Dr. Jonathan McLatchie (: 13:22

Exactly. And remarkably, it's been shown in the literature that the enzymes used in DNA replication differ between the evolutionary lines of eukaryotes and archaea versus bacteria—they're not homologous. It looks like DNA replication arose independently at least twice, which exacerbates the problem. That strongly points to design as the better explanation.

Allan CP (: 14:03

Yeah, because the information already existed and it happened simultaneously or just in the past.

Dr. Jonathan McLatchie (: 14:09

I mean, it's enormously unlikely that it could happen once, but for it to happen twice independently with the same logic—that strains credulity unless there is a mind behind it.

Allan CP (: 14:22

Yeah, it’s two miracles happening that weren’t anticipated. So what does all this mean for intelligent design? What are we supposed to take away from this when we look at DNA replication?

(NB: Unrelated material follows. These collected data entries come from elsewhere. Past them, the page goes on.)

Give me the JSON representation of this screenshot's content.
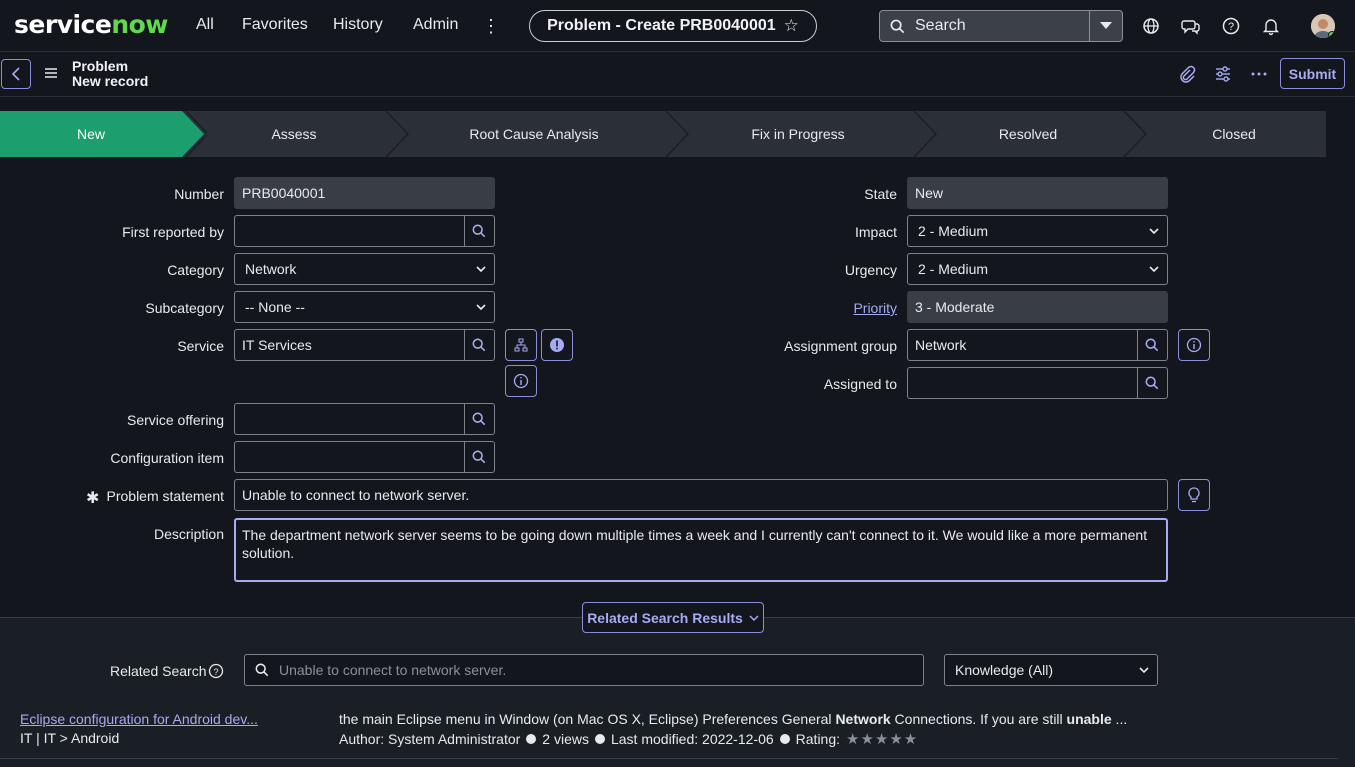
{
  "nav": {
    "logo_left": "service",
    "logo_right": "now",
    "links": [
      "All",
      "Favorites",
      "History",
      "Admin"
    ],
    "more_label": "⋮",
    "title": "Problem - Create PRB0040001",
    "search_placeholder": "Search"
  },
  "record": {
    "table": "Problem",
    "subtitle": "New record",
    "submit_label": "Submit"
  },
  "flow": {
    "steps": [
      "New",
      "Assess",
      "Root Cause Analysis",
      "Fix in Progress",
      "Resolved",
      "Closed"
    ],
    "active_index": 0,
    "active_color": "#1c9e6f"
  },
  "form": {
    "number_label": "Number",
    "number_value": "PRB0040001",
    "first_reported_label": "First reported by",
    "first_reported_value": "",
    "category_label": "Category",
    "category_value": "Network",
    "subcategory_label": "Subcategory",
    "subcategory_value": "-- None --",
    "service_label": "Service",
    "service_value": "IT Services",
    "service_offering_label": "Service offering",
    "service_offering_value": "",
    "config_item_label": "Configuration item",
    "config_item_value": "",
    "problem_statement_label": "Problem statement",
    "problem_statement_required": "✱",
    "problem_statement_value": "Unable to connect to network server.",
    "description_label": "Description",
    "description_value": "The department network server seems to be going down multiple times a week and I currently can't connect to it. We would like a more permanent solution.",
    "state_label": "State",
    "state_value": "New",
    "impact_label": "Impact",
    "impact_value": "2 - Medium",
    "urgency_label": "Urgency",
    "urgency_value": "2 - Medium",
    "priority_label": "Priority",
    "priority_value": "3 - Moderate",
    "assignment_group_label": "Assignment group",
    "assignment_group_value": "Network",
    "assigned_to_label": "Assigned to",
    "assigned_to_value": ""
  },
  "related": {
    "toggle_label": "Related Search Results",
    "search_label": "Related Search",
    "search_value": "Unable to connect to network server.",
    "source_value": "Knowledge (All)",
    "result": {
      "title": "Eclipse configuration for Android dev...",
      "path": "IT | IT > Android",
      "snippet_a": "the main Eclipse menu in Window (on Mac OS X, Eclipse) Preferences General ",
      "snippet_b1": "Network",
      "snippet_c": " Connections. If you are still ",
      "snippet_b2": "unable",
      "snippet_d": " ...",
      "author": "Author: System Administrator",
      "views": "2 views",
      "modified": "Last modified: 2022-12-06",
      "rating_label": "Rating:",
      "rating": 0,
      "rating_max": 5
    }
  },
  "colors": {
    "accent": "#a6abf2",
    "brand_green": "#62d84e",
    "background": "#13171d"
  }
}
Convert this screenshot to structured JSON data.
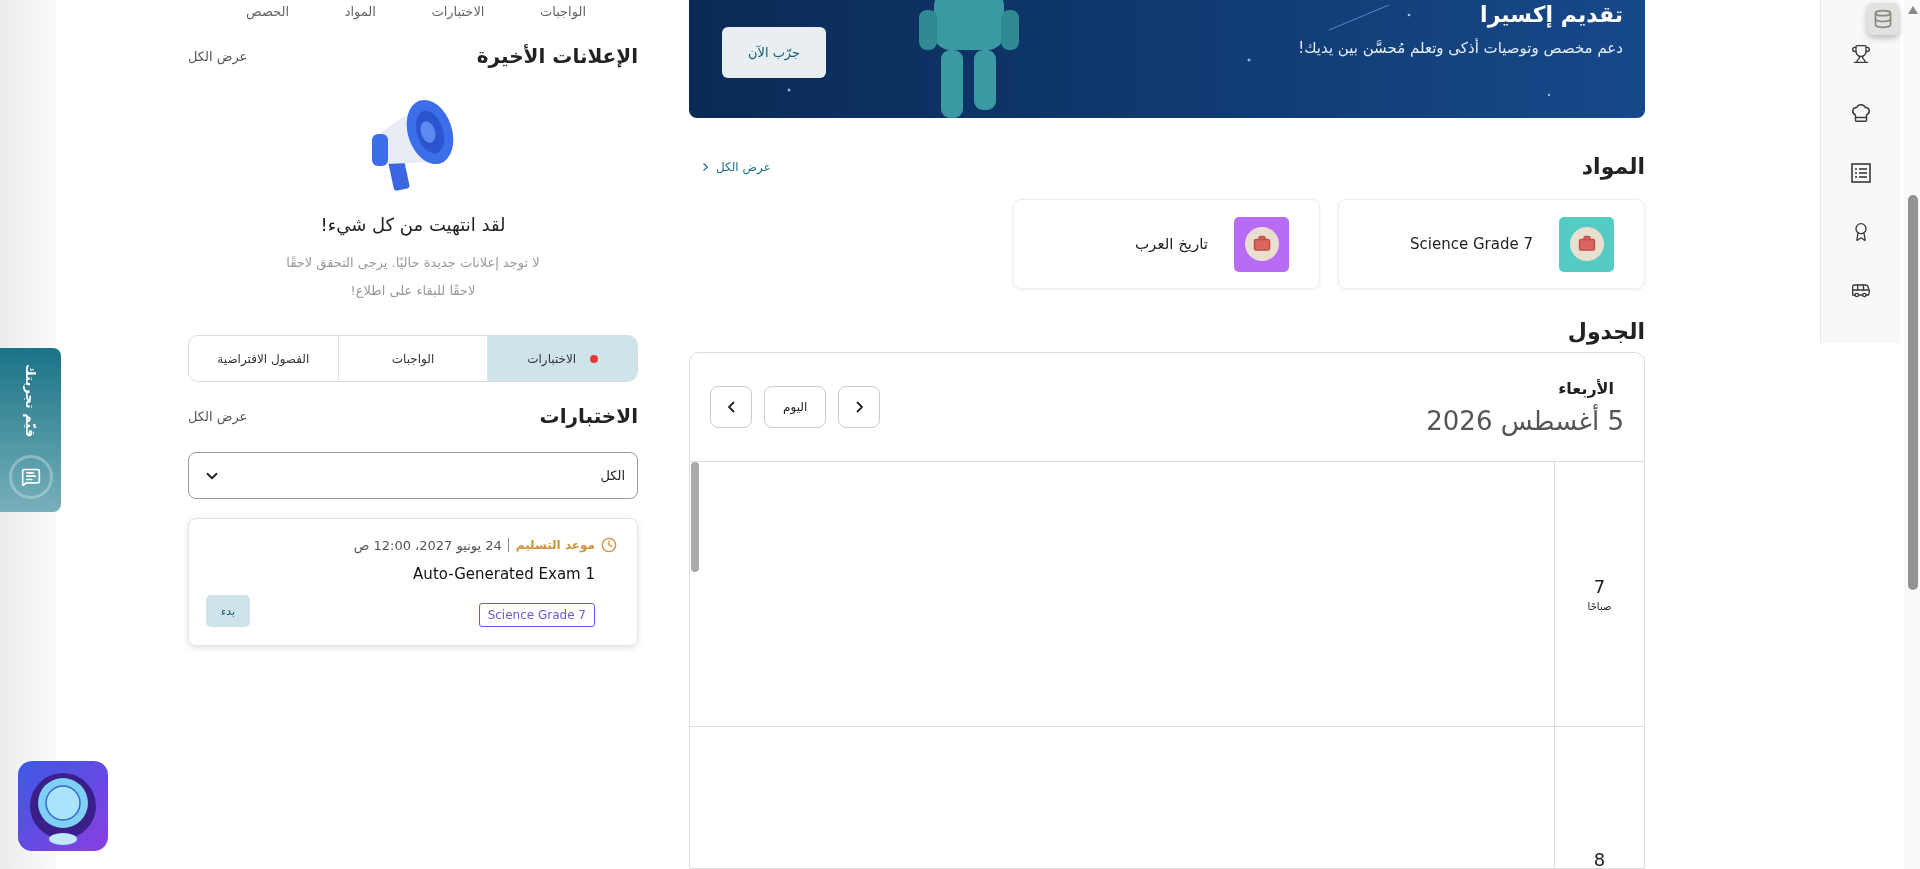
{
  "top_links": [
    {
      "label": "الواجبات"
    },
    {
      "label": "الاختبارات"
    },
    {
      "label": "المواد"
    },
    {
      "label": "الحصص"
    }
  ],
  "announcements": {
    "title": "الإعلانات الأخيرة",
    "view_all": "عرض الكل",
    "empty_title": "لقد انتهيت من كل شيء!",
    "empty_lines": [
      "لا توجد إعلانات جديدة حاليًا. يرجى التحقق لاحقًا",
      "لاحقًا للبقاء على اطلاع!"
    ]
  },
  "tabs": [
    {
      "label": "الاختبارات",
      "selected": true,
      "alert": true
    },
    {
      "label": "الواجبات",
      "selected": false,
      "alert": false
    },
    {
      "label": "الفصول الافتراضية",
      "selected": false,
      "alert": false
    }
  ],
  "exams": {
    "title": "الاختبارات",
    "view_all": "عرض الكل",
    "filter": {
      "value": "الكل"
    },
    "items": [
      {
        "deadline_label": "موعد التسليم",
        "deadline": "24 يونيو 2027، 12:00 ص",
        "title": "Auto-Generated Exam 1",
        "subject": "Science Grade 7",
        "action": "بدء"
      }
    ]
  },
  "banner": {
    "title": "تقديم إكسيرا",
    "subtitle": "دعم مخصص وتوصيات أذكى وتعلم مُحسَّن بين يديك!",
    "button": "جرّب الآن"
  },
  "subjects": {
    "title": "المواد",
    "view_all": "عرض الكل",
    "items": [
      {
        "name": "Science Grade 7",
        "color": "#55cbc4"
      },
      {
        "name": "تاريخ العرب",
        "color": "#b86cf5"
      }
    ]
  },
  "schedule": {
    "title": "الجدول",
    "weekday": "الأربعاء",
    "date": "5 أغسطس 2026",
    "today": "اليوم",
    "hours": [
      {
        "hour": "7",
        "period": "صباحًا"
      },
      {
        "hour": "8"
      }
    ]
  },
  "feedback": {
    "label": "قيّم تجربتك"
  }
}
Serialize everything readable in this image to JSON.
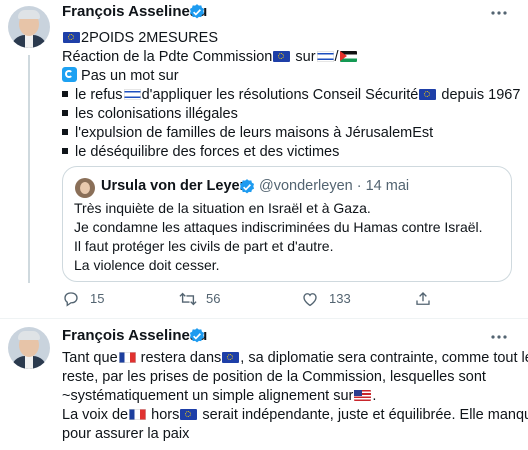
{
  "tweet1": {
    "author": "François Asselineau",
    "line1": "2POIDS 2MESURES",
    "line2a": "Réaction de la Pdte Commission",
    "line2b": " sur",
    "line2c": "/",
    "line3": "Pas un mot sur",
    "bullet1a": "le refus",
    "bullet1b": "d'appliquer les résolutions Conseil Sécurité",
    "bullet1c": "  depuis 1967",
    "bullet2": "les colonisations illégales",
    "bullet3": "l'expulsion de familles de leurs maisons à JérusalemEst",
    "bullet4": "le déséquilibre des forces et des victimes",
    "quote": {
      "author": "Ursula von der Leyen",
      "handle": "@vonderleyen · 14 mai",
      "lines": [
        "Très inquiète de la situation en Israël et à Gaza.",
        "Je condamne les attaques indiscriminées du Hamas contre Israël.",
        "Il faut protéger les civils de part et d'autre.",
        "La violence doit cesser."
      ]
    },
    "actions": {
      "replies": "15",
      "retweets": "56",
      "likes": "133"
    }
  },
  "tweet2": {
    "author": "François Asselineau",
    "line1a": "Tant que",
    "line1b": " restera dans",
    "line1c": ", sa diplomatie sera contrainte, comme tout le",
    "line2": "reste, par les prises de position de la Commission, lesquelles sont",
    "line3": "~systématiquement un simple alignement sur",
    "line4a": "La voix de",
    "line4b": " hors",
    "line4c": " serait indépendante, juste et équilibrée. Elle manque",
    "line5": "pour assurer la paix"
  },
  "colors": {
    "verified": "#1d9bf0",
    "secondary": "#536471",
    "border": "#cfd9de"
  },
  "icons": [
    "verified-badge-icon",
    "more-icon",
    "reply-icon",
    "retweet-icon",
    "like-icon",
    "share-icon"
  ]
}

Dr. Jonathan McLatchie (: 14:34

Intelligent causes, as I said earlier, have the unique ability to visualize complex higher-level objectives and gather everything needed to realize those goals. So on the supposition that a mind was involved, these systems aren’t particularly implausible. I don’t have to say they’re highly probable—just that they’re not highly implausible. But on the falsity of design, they’re very implausible. That top-heavy likelihood ratio favors design. This is a Bayesian inference.

As you examine more examples—other complex systems, causal circularity, rarity of protein folds—it all points strongly to design being the best, most elegant, most probable explanation.

Allan CP (: 15:34

So understanding that about intelligent design and the implications of DNA replication, I also want to pivot. You’re not just a scientist, you’re also a writer, a debater, and a professor. Why does the topic of intelligent design matter for the everyday person or family?

Dr. Jonathan McLatchie (: 16:02

Intelligent design is part of a broader cumulative case for a creator behind life and the universe. There’s evidence for design in both life and physical sciences. The universe seems to have had a beginning, dated to about 13.8 billion years ago. There’s remarkable fine-tuning in the laws and constants of nature. There's also the argument from the environmental fitness of nature—features of the periodic table, light, water—that make life possible, particularly advanced life.

Then there’s the design evident in biology. All these features are not very surprising if a creator exists, but they’re wildly improbable otherwise. And having a creator is consistent with Christian theism. I’m a Christian, and I believe there’s formidable evidence not only for general theism but for Christianity specifically. If anyone is struggling with doubts, I run a ministry called TalkAboutDoubts.com where people can connect with experts in science, philosophy, biblical archaeology, and more via private Zoom meetings.

Allan CP (: 18:18

I love that. I think so many people—even if they aren’t Christians—would benefit from hearing from experts. That’s awesome. Other than Talk About Doubts, is there anywhere else people can follow your work?

Dr. Jonathan McLatchie (: 18:46

Yes, I have a website at jonathanmclatchie.com which hosts a lot of my writing in both science and New Testament studies. I’m also a frequent contributor to evolutionnews.org, and we have a podcast at idthefuture.com. Discovery.org/ID is our main hub for the Center for Science and Culture at Discovery Institute.

As for books, I’d start with Undeniable by Doug Axe and Darwin Devolves by Michael Behe. Both write very accessibly for a general reader.

Allan CP (: 19:41

Awesome. I feel like if anyone wanted to cover all the topics you work on, it would take years of podcast episodes. I appreciate you so much.

Dr. Jonathan McLatchie (: 19:49

Yeah. Thanks so much for having me. Have a good one.